O aumento da tensão na fronteira entre Bielorrússia e Polônia nas últimas semanas, provocada pela situação de refugiados principalmente vindos do Oriente Médio, revelou novos desdobramentos da disputa geopolítica que envolve Rússia e países da União Europeia (UE). 

Enquanto segue o impasse em relação às cerca de 2 mil pessoas - em sua maioria do Iraque, Afeganistão e Síria - que se encontram em acampamentos perto da fronteira polonesa, Moscou e Bruxelas (capital do Parlamento Europeu) se movimentam para defender seus interesses na região do Leste Europeu.

A UE acusa a Bielorrússia, em conjunto com a Rússia, de instrumentalizar a questão dos refugiados para pressionar países europeus. A Rússia, por sua vez, alega que a crise na fronteira é resultado de políticas intervencionistas da OTAN e da UE. 

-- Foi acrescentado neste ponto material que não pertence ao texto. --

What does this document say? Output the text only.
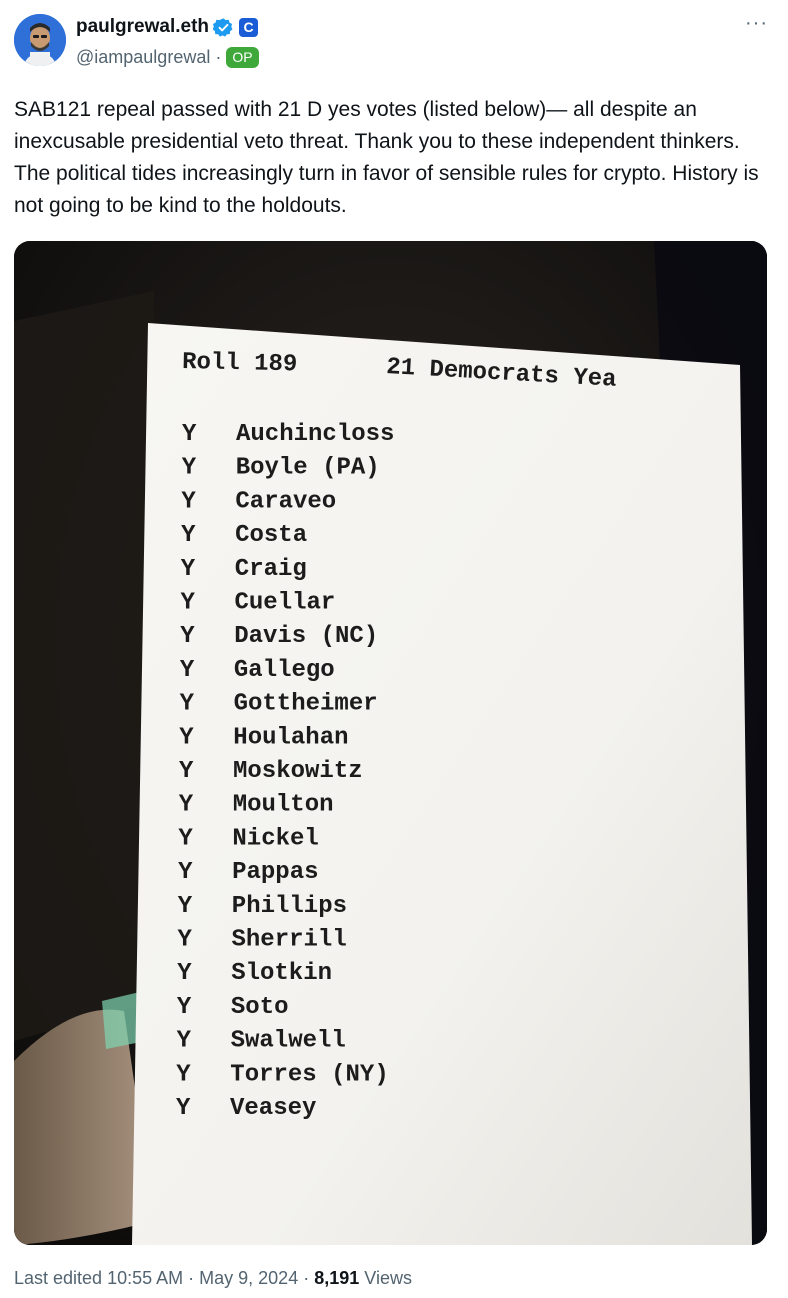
paulgrewal.eth	C
@iampaulgrewal · OP
···
SAB121 repeal passed with 21 D yes votes (listed below)— all despite an inexcusable presidential veto threat. Thank you to these independent thinkers. The political tides increasingly turn in favor of sensible rules for crypto. History is not going to be kind to the holdouts.
Roll 189	21 Democrats Yea
Y Auchincloss
Y Boyle (PA)
Y Caraveo
Y Costa
Y Craig
Y Cuellar
Y Davis (NC)
Y Gallego
Y Gottheimer
Y Houlahan
Y Moskowitz
Y Moulton
Y Nickel
Y Pappas
Y Phillips
Y Sherrill
Y Slotkin
Y Soto
Y Swalwell
Y Torres (NY)
Y Veasey
Last edited 10:55 AM · May 9, 2024 · 8,191 Views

O conflito na Ucrânia e o fornecimento do gás russo à Europa são outros exemplos de disputas que tensionam a relação entre as duas partes. 

O fluxo de pessoas que fogem de países arrasados por conflitos e crises no Norte da África e no Oriente Médio rumo à União Europeia se tornou uma constante na última década, tornando-se um dos principais desafios humanitários contemporâneos. 

Os dados oficiais da ACNUR mostram que no final de 2020 haviam 26,4 milhões de refugiados em todo o mundo, sendo que 10% deste total vivia na União Europeia, representando 0,6% da população total do bloco. Contudo, o atual imbróglio na fronteira entre Bielorrússia e Polônia se mostrou particular por incluir a Rússia no debate sobre os êxodos migratórios na Europa.


Refugiados entram em confronto com forças de segurança polonesas na fronteira com a Bielorrússia, na passagem Bruzgi-Kuznica, em novembro de 2021. / Leonid SHCHEGLOV / BELTA / AFP

O destino dessas 2 mil pessoas acoplou-se a uma crise geopolítica no Leste europeu porque está no contexto das eleições presidenciais da Bielorrússia do ano passado. Em 2020, o processo que concedeu um novo mandato ao presidente Alexander Lukashenko gerou enormes protestos no país, entre acusações de fraude por parte da oposição. 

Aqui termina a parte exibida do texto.